Once the final animation was complete the braintrust were asked once again in an open meeting to review for candid input (Catmull, 2014). By reaching out to this braintrust the designer was not only deploying an important design phase feedback session but was also seeking feedback from the designers own PLN. Many of the users felt that the PLN message was memorable because of the fairy tale link and felt they could reinforce this message within a set of training sessions; one related comment was “I didn’t realize I had learnt anything until I was quizzed afterwards and retained knowledge about PLNs”. It was mentioned that is this was to be used as a standalone item then it might need further scaffolding around it to ensure that users would gain the learning required, but as it was developed to introduce a series of sessions around the PLN concept then this is an easy way to unpack the concept for them. Tools and how-to-build a PLN were noted as missing from the animation, but the user conceded that these were not really needed in the context of a wide session use. Users did feel that the story did not get in the way of the learning, which was the key point for the story approach and validated the designers’ choice for the unique and novel approach for the animation. These feedback points are critical and will be implemented in the future. This exegesis forms part of the evaluation along with the previously discussed user feedback. The evaluation of course will kick start the ADDIE process again, as the production methodology of any resource is cyclic and must contain a review and refresh phase for any digital artefact to ensure currency and usefulness.

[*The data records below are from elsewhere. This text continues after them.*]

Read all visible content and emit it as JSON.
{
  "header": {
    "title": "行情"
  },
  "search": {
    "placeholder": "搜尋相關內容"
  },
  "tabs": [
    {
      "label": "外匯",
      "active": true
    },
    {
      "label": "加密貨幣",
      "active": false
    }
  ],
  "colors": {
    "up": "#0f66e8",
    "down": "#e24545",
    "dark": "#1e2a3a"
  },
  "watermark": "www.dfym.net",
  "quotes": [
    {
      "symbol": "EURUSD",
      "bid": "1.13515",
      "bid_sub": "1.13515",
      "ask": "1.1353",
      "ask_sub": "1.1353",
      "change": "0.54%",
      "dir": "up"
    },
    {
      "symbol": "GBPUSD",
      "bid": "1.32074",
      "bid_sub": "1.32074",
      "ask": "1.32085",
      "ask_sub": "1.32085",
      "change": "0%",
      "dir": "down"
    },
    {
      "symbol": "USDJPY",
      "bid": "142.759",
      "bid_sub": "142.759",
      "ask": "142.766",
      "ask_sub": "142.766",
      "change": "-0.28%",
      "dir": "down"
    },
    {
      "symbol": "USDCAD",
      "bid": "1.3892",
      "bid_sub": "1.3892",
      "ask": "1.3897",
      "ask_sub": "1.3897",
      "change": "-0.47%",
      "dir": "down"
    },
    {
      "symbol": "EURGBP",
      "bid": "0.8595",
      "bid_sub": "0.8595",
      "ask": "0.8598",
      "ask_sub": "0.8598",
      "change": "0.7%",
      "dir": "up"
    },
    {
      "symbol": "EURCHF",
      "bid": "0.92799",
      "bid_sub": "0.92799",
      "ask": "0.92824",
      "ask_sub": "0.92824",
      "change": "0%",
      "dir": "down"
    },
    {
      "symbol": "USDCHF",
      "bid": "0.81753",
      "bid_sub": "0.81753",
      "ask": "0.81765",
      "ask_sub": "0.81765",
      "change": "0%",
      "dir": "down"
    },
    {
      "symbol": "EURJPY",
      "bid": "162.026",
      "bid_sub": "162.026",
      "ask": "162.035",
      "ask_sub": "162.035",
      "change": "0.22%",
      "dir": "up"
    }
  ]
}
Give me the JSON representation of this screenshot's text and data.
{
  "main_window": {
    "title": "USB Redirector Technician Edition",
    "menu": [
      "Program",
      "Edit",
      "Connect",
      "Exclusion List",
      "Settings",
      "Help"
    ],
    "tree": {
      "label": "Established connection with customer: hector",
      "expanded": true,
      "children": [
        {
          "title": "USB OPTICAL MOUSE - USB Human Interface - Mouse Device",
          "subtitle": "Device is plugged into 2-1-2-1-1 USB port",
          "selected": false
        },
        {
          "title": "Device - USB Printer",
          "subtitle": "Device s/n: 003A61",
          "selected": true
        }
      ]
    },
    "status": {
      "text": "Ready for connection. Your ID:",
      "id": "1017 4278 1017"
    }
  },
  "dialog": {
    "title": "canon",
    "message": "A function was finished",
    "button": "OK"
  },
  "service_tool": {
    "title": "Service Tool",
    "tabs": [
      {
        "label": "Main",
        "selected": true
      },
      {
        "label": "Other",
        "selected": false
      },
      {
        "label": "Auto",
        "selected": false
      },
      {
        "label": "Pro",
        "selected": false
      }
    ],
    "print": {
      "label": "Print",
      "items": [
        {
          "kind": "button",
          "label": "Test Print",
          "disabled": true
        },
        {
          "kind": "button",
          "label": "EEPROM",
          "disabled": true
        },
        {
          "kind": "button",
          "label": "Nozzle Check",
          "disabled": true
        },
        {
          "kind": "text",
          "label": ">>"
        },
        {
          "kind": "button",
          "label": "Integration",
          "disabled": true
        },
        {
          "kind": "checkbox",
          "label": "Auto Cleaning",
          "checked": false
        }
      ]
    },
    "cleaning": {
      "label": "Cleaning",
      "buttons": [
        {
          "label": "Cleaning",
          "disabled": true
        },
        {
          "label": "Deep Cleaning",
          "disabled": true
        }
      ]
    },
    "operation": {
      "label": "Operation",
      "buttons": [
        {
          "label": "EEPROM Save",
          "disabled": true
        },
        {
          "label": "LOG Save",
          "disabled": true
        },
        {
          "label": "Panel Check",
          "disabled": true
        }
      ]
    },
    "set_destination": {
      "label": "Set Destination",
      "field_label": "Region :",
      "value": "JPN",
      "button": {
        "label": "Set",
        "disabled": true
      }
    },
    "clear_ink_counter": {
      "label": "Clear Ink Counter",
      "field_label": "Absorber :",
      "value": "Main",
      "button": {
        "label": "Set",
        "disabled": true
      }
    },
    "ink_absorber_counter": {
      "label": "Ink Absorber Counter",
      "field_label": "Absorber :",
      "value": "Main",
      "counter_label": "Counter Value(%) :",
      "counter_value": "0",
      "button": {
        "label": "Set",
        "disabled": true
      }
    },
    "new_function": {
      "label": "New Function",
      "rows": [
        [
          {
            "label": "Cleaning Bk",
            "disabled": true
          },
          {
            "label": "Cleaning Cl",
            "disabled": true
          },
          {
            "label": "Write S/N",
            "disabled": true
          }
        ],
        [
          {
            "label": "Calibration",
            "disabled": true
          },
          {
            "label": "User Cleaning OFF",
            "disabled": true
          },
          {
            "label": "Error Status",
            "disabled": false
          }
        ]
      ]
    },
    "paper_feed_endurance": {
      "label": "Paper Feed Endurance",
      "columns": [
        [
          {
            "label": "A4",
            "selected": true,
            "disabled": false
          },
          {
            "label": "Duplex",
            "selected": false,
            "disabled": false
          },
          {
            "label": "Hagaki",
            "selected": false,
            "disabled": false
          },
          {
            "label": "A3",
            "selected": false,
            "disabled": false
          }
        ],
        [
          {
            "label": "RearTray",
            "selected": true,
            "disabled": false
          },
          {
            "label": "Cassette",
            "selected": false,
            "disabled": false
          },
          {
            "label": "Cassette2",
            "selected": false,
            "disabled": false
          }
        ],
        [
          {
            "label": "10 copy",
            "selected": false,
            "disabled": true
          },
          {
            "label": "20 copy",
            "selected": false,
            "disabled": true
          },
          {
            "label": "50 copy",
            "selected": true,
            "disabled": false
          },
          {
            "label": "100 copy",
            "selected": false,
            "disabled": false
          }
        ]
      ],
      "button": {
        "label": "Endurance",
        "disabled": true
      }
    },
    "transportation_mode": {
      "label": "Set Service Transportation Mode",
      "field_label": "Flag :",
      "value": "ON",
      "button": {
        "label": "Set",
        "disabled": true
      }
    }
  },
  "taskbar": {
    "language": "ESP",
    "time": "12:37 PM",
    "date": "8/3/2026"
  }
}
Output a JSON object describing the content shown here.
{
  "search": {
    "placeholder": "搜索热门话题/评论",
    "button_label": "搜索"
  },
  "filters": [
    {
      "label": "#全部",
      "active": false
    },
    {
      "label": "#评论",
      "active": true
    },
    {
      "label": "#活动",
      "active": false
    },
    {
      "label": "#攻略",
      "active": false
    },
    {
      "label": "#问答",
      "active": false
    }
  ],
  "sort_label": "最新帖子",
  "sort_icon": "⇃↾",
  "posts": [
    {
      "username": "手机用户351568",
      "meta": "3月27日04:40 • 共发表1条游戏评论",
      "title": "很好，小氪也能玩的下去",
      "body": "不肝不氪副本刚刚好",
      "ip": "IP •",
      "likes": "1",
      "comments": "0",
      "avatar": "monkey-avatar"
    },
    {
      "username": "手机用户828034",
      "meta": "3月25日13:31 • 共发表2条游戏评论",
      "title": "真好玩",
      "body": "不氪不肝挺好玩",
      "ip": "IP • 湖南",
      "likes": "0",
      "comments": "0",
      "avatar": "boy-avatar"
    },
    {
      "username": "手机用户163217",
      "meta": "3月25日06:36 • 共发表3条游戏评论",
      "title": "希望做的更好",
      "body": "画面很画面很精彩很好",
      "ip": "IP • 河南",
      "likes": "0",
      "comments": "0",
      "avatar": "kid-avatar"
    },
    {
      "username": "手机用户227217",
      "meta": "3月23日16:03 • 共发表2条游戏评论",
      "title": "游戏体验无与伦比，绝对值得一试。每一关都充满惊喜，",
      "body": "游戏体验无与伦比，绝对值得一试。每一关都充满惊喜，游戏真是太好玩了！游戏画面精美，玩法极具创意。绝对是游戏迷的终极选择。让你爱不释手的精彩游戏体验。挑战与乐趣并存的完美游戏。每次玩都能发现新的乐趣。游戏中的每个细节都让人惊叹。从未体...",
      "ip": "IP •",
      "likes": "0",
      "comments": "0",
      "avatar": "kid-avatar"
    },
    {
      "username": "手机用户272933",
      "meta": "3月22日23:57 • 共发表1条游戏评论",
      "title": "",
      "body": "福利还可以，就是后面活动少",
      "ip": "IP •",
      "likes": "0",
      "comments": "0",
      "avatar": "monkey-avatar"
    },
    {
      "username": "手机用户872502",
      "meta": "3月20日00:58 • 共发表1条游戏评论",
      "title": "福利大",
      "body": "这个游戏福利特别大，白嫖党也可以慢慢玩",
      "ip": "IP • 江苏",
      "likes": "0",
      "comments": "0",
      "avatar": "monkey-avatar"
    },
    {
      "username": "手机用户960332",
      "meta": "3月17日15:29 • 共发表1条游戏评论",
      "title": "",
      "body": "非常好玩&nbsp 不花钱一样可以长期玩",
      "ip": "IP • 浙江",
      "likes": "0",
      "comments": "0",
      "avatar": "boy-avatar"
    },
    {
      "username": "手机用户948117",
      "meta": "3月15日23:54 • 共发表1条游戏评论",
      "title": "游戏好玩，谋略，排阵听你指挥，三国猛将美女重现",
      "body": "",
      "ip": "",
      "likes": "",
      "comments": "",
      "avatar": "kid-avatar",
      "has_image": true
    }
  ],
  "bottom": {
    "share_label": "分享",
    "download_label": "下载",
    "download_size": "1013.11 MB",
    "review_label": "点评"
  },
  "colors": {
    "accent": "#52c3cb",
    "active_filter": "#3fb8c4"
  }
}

The content, design and deployment of the artefact have initially been a success. However, the educational benefits of the artefact is yet untried, apart from with the braintrust group. The next phase will be a further redevelopment phase then rolling the artefact out to a test pilot group for assessment. In the ever changing learning landscape digital artefacts are only as good as the content and the learning that users take from them (Kolko, 2010). By employing sound instructional design methodology such as the nine events of instruction (Gagné, Briggs, & Wager, 1992) and VAK principles (Bennett, & Rolheiser, 2001) the current format this animation does deliver the content, but it can be further refined. That being said it does deliver on providing information regarding the importance of a PLN and will support learners understanding of this concept.